Of course, Middy screamed bloody murder and begged Gale to stop. It was a lot of incoherent pain noises, but I did catch my personal favorite a second before it started—“I mean really w…ho the buck starts at threeaaaaauuugh!” Gale didn’t stop pulling until the trap was nearly all the way open.

“Carefully move your leg—and use both of your hooves, quickly!” Gale commanded. It wasn’t hard to keep the trap open thanks to the power armor, but the two of us were getting a little annoyed by the mewling whimpering coming from Middy. When he didn’t budge, Gale rolled our eyes, sighed, and sarcastically despaired, “Oh no, I’m losing my grip.”

That got him moving, and he hastily—and much faster than he should have—heaved his leg out of the way with a pained scream. The bear trap snap shut and we plopped down on our haunches. “Whew, thanks for the help. What was your name?” He hissed in pain and clutched at his oozing leg.

“My name is Gale. Pleased to make your acquaintance, Midnight.” Gale flashed him a wry grin and continued, “Actually, I shouldn’t have introduced myself like that. Frosty would have preferred ‘My name is Frosty. Winds, Frosty,’ then realize she’d quoted it wrong again.”

If she wasn’t actually right, I would have snapped at her about it.

Middy gave me a weird pained look. “You wouldn’t happen to have a healing potion or a whisky or whatever, would you?”

Gale glanced at the stallion’s oozing, slightly crooked leg. “Perhaps we should set that first.” Why was she even being so nice to him? I mentally prodded her to stop immediately. “Hmph, Frosty doesn’t like me talking to you. Good luck with her, but I shall be a moment’s away if you need me.”

I was unceremoniously dumped back into control of my body and I nearly face-planted into the stallion’s exposed crotch. “Okay, fine. Since Gale likes you so much, let’s settle it at ‘you owe me your life’ and now you get to be my new butt slave forever.”

“…Butt slave? ‘Splain.”

“Well, our group is currently made of three mares. Adding you not only brings balance back to the force but also gender equality,” I smartly replied. “That, and I need a new stallion to call my own anyway.”

“I’m not going to be a slave!” A long-bladed, heavy knife appeared in Middy’s mouth, drawn from the sheath strapped to one of his forelegs. It had a forward bend at the halfway point, and the front of the blade had a huge leaf-shaped head to it. I nonchalantly slapped it away with my claw before the swing connected. Still, he defiantly yelled, “What makes you think I’ll listen to you anyway?”

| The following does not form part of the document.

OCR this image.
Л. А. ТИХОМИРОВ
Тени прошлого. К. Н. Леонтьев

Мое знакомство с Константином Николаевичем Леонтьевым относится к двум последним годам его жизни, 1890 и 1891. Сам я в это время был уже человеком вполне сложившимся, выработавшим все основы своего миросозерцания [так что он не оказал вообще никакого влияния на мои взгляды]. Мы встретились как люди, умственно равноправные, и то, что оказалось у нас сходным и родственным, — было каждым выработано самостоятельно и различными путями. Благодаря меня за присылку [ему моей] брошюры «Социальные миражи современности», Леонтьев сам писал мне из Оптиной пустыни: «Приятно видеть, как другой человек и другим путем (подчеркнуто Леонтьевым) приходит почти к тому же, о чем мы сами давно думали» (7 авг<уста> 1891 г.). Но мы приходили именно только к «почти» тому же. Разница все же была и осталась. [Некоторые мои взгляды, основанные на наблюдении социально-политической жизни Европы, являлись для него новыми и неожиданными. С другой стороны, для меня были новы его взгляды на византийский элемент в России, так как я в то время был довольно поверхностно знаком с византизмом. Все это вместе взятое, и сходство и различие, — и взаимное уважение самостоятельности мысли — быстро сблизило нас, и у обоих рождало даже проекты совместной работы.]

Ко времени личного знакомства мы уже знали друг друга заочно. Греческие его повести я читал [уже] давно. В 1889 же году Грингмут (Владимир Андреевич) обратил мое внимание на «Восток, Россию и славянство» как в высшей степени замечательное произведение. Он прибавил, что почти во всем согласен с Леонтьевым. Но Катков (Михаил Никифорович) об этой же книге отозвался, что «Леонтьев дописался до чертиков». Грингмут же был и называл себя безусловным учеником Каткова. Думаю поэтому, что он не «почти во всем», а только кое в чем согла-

Rolling my eyes, I grunted, “Fine, I’ll at least fix your leg. Can’t see why you can’t just walk it off. That enough for you?”

“Eat a dick sandwich,” Middy spat.

I brushed it off with a huff. “That’s not even your line.”


Footnote: Level up!
New Perk: Unquestioning Loyalty – Orders given to you by a party leader grant you a bonus to combat skills.
Current Sub-perk: Diplomacy – Remember thy Charlamane. You gain +8 to Speech.

Author's Note:

This chapter was almost literally a nightmare to put together, write, rewrite, fix, then rewrite again. Sorry about not making the publish date as usual, but you can blame Unknownlight for that. Also if you noticed this chapter was shorter than normal, you can thank him for that too.